External service providers

It is not uncommon for companies to engage external professional firms as company secretaries, but there may be some inherent difficulties which need to be overcome by external company secretaries in order to perform their duties. For example, if they are not physically in the offices of the company every day, they need to ensure that clear internal processes are implemented so that they are kept informed of the issuers’ activities at all times.

Conclusion

Good corporate governance cannot be achieved by a box ticking exercise.
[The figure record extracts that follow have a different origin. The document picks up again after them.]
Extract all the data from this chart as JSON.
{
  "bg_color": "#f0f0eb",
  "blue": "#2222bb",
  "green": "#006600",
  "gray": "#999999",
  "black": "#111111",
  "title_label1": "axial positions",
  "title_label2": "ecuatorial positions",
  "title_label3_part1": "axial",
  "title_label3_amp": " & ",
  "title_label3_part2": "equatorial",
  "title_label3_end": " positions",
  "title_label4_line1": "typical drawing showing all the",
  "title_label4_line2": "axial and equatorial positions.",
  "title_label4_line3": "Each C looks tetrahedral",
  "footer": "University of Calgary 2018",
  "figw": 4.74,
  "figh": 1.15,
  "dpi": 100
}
It is important to recognise that the ‘comply or explain’ regime under the CG Code is designed to cater for greater flexibility for a reason. Issuers should consider whether an alternative framework is more suitable to its needs and give a full explanation of the reasons behind it. The best corporate governance practice would be one that is tailor-made for an issuer after considering the issuer’s businesses and circumstances from all angles.

Katherine Ng, Senior Vice-President and Head of Policy, Listing Hong Kong Exchanges and Clearing Ltd

SIDEBAR: Are you effective in your role?

Hong Kong’s Corporate Governance Code states that all directors should have access to the advice and services of the company secretary, but in practice the level of reliance placed on the company secretary’s shoulders varies significantly from company to company. The following questions are designed to help company secretaries assess how effective they are in their roles.

  • Are your directors relying on you for advice especially on listing rule compliance?
  • Are you closely following the board’s discussions and decision-making process?
  • Are you prepared to challenge the board where good corporate governance standards are at risk?
  • Are you actively maintaining a dialogue between board and management and between your company and external stakeholders?
  • Are you actively engaged in facilitating directors’ training – both in terms of induction and ongoing training?
  • Do you assist directors in their oversight of the company’s internal control and risk management systems?
  • Are you actively engaged in ensuring that proper procedures are followed when managing conflict of interests and connected transactions?
  • Are you involved in preparing corporate governance reports and environmental, social and governance reports?

SIDEBAR: Directors’ training webcasts

The Exchange recently launched a new series of directors’ training webcasts. The first webcast (in March 2017) focused on directors’ duties and board committees. A webcast in June this year discussed risk management, internal control and environmental, social and governance reporting. Two more webcasts are scheduled for the second half of 2017 on company secretaries and other support available to directors, and the Exchange’s expectations of directors for IPOs.

Company secretaries are encouraged to watch the webcasts available on the Exchange’s website: www.hkex.com.hk.